Millions of Americans are looking forward to a break from politics if only for a few hours this Sunday. The Super Bowl, still TV’s single biggest gathering of the year, represents a chance to unplug from cable news bulletins and Twitter zingers for a nonpartisan sporting escape.
Ironically, one of the notable Super Bowl commercials this year should spark political debate over the chips and beer.
The Budweiser spot titled “Born The Hard Way” is a dramatization of the arrival of Bud founder Adolphus Busch in the U.S. from Germany in 1857. Social media is already full of pro- and con- snark about the ad complete with a #BoycottBudweiser movement.
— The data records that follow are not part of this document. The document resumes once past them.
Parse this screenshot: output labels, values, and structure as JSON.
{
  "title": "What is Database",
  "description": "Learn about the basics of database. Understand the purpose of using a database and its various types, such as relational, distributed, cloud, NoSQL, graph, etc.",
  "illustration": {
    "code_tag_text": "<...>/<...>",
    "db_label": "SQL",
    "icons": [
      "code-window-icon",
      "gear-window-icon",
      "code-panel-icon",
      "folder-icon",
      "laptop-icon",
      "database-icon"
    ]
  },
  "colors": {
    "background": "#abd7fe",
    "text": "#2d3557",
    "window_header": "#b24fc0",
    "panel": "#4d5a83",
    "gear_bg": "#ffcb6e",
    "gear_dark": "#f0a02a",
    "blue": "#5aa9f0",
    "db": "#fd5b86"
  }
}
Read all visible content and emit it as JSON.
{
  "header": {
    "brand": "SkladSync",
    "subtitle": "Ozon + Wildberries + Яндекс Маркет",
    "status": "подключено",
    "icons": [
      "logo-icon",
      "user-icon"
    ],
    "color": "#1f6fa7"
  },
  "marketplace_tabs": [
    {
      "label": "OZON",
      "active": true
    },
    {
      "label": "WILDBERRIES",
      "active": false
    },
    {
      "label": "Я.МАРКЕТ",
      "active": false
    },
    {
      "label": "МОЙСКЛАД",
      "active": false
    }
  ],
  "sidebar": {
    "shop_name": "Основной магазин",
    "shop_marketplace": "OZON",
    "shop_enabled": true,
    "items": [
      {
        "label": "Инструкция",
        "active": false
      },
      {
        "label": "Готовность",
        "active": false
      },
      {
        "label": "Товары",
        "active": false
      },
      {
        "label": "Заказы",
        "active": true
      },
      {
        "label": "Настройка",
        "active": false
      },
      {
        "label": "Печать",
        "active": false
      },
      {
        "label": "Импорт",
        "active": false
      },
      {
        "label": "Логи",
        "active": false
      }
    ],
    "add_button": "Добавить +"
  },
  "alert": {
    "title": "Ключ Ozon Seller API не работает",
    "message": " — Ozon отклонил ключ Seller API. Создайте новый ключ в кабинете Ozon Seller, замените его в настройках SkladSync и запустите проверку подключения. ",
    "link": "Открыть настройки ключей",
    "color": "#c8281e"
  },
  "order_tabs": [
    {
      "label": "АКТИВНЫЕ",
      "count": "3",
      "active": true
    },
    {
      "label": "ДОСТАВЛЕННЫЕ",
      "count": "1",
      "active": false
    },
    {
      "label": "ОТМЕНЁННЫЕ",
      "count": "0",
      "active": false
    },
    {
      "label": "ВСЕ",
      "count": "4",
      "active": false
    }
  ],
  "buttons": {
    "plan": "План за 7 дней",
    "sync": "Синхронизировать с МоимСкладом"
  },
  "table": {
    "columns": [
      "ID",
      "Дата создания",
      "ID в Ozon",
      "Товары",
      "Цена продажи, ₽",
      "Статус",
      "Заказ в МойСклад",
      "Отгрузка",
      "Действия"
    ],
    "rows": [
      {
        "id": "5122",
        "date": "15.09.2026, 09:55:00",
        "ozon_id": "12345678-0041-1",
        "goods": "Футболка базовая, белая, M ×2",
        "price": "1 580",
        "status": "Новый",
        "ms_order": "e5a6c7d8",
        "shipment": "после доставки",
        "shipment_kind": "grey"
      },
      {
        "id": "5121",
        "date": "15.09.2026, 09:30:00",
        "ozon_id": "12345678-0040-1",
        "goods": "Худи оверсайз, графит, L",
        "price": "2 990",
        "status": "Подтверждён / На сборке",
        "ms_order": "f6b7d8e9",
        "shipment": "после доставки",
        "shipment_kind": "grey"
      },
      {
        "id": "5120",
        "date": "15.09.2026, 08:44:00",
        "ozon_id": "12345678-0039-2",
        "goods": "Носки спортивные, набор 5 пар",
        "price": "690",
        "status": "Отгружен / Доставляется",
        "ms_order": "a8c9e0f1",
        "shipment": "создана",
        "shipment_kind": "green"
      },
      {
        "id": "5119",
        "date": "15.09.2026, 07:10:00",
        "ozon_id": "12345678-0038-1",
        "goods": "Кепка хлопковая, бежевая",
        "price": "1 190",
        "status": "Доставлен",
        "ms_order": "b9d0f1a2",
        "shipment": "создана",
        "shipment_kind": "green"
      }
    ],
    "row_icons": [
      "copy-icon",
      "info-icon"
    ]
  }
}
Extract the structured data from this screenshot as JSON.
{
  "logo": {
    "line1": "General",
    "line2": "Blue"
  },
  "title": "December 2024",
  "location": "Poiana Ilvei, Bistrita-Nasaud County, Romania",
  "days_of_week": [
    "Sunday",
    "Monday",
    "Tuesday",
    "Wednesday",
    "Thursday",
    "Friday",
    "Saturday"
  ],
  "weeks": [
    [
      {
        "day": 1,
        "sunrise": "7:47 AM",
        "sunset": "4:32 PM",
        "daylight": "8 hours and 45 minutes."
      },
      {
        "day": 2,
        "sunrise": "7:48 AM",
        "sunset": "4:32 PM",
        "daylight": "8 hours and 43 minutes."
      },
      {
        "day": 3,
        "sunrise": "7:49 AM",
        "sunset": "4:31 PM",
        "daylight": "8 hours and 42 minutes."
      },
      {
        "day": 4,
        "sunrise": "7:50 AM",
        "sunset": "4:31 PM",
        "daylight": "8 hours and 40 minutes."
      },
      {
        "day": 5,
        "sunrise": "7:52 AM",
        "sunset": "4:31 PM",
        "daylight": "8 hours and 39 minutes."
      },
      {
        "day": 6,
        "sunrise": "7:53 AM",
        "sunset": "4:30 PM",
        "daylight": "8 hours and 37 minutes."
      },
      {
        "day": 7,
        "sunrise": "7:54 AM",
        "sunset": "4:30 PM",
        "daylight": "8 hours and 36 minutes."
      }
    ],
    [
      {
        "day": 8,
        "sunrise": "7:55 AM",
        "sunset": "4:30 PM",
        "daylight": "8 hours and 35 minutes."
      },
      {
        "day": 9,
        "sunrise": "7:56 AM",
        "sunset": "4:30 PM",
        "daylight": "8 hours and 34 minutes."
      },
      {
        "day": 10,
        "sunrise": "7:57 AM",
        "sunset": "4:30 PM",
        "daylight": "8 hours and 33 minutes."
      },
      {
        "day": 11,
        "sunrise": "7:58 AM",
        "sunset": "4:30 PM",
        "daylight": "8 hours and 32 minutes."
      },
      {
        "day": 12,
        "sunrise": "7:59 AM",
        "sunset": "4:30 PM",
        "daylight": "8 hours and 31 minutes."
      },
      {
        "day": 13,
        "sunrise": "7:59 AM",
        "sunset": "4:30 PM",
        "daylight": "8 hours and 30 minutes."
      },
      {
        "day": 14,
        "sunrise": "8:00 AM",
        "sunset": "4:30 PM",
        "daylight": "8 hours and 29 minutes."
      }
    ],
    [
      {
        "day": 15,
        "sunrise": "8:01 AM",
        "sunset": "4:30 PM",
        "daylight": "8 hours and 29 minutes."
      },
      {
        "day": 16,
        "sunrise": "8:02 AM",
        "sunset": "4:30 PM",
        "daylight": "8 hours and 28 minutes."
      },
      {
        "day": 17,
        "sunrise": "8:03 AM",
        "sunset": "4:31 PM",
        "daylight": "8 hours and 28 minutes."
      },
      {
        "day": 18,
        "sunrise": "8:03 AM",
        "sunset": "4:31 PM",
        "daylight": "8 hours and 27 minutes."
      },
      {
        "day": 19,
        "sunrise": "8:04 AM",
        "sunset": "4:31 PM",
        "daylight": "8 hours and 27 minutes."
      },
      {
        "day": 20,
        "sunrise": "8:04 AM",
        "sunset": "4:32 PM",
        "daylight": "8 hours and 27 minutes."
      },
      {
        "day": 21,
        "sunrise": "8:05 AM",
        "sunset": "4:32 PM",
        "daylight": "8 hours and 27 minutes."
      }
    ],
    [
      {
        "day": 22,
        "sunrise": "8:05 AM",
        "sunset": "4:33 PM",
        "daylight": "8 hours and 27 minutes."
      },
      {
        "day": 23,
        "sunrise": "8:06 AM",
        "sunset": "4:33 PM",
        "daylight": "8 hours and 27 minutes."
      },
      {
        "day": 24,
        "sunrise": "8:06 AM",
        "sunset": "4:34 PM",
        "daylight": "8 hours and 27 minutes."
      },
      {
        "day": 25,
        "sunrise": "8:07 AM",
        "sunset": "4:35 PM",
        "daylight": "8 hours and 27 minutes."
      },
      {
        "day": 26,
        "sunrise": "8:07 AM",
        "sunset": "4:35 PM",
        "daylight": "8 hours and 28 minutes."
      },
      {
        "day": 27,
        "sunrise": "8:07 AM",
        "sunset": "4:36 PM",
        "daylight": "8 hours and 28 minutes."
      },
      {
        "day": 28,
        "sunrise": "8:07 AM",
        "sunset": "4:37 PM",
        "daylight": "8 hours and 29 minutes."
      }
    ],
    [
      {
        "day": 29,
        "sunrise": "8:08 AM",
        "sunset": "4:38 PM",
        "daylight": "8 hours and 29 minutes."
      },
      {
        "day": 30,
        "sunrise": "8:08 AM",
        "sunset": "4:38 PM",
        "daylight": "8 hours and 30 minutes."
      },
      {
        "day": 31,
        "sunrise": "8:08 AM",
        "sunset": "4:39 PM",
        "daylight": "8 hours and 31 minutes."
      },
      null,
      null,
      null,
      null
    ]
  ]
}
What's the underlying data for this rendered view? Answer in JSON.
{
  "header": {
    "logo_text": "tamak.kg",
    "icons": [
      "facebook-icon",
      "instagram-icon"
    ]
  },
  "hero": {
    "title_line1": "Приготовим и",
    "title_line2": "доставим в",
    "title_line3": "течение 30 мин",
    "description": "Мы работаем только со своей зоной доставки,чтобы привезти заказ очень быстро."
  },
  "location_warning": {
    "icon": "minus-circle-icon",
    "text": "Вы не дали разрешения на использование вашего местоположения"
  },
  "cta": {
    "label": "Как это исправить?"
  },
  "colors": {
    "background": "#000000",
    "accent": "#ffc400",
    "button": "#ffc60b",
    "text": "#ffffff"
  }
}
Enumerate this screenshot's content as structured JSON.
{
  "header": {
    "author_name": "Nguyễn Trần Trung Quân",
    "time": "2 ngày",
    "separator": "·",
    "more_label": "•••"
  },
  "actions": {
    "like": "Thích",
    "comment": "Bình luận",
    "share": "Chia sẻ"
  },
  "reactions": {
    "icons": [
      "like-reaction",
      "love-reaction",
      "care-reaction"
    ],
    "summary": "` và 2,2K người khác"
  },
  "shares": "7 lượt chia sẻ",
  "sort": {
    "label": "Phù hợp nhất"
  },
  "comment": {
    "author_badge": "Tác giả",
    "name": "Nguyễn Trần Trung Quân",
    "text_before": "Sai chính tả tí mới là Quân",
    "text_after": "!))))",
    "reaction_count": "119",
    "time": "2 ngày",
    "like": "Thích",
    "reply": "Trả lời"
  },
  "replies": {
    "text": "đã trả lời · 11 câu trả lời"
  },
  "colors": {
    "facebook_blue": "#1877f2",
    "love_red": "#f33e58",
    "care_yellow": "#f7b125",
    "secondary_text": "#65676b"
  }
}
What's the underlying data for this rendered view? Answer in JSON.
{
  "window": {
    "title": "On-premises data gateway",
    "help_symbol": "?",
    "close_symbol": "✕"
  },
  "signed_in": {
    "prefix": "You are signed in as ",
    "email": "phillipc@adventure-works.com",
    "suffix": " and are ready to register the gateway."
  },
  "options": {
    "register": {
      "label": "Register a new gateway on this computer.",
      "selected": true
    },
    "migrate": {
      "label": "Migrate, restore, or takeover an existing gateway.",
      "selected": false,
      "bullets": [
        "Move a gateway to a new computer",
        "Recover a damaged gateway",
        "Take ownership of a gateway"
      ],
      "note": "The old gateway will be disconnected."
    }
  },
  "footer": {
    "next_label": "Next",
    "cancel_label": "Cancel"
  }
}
The spot opens with one man at a bar saying to another, “You don’t look like you’re from around here.” Flashback to a rough night in a ship’s hold illuminated by candlelight, as a young man scribbles notes, working on an idea. “Why leave Germany?” a fellow traveler asks (in German with English subtitles). “I want to brew beer,” the young man answers.
On the crowded streets of the New World, the German immigrant is pushed around. “Go back home! You’re not wanted here!” folks jeer. But he follows his dream, and is eventually welcomed to St.Louis. We follow his journey for a full minute, tracing the beginnings of the now-famous Anheuser-Busch beer company.
The irony is rich: the ad was made last October, shot in New Orleans well before the election. That was before President Trump issued an order restricting immigration and refugee entry to the U.S. from seven Muslim-majority countries. Before protesters responded by rallying at airports across the country. Before lawsuits were filed, before the acting U.S. Attorney General was fired. Before the topic of immigrants became a hot-button issue.
Double irony: President Trump’s grandfather emigrated from Germany.
Anheuser-Busch issued a statement as the commercial was released online this week ahead of its broadcast debut: “the spot highlights the ambition of our founder and his unrelenting pursuit of the American dream. This is a story about our heritage and the uncompromising commitment that goes into brewing our beer. It’s an idea we’ve been developing along with our creative agency for nearly a year.”
Will the brand draw positive attention by rather accidentally wading into political controversy? Will some viewers resent the intrusion of what could seem like a partisan opinion during the traditional football respite?
The fact is, there may be no such thing as apolitical in a country so deeply divided.
With Lady Gaga, a vocal Hillary Clinton supporter, set as the halftime entertainer, with a pre-taped Trump interview by Fox News’ Bill O’Reilly ready to roll (per Super Bowl tradition), and with Bud invoking America as a nation of immigrants, it’s not likely to be an apolitical Super Bowl Sunday.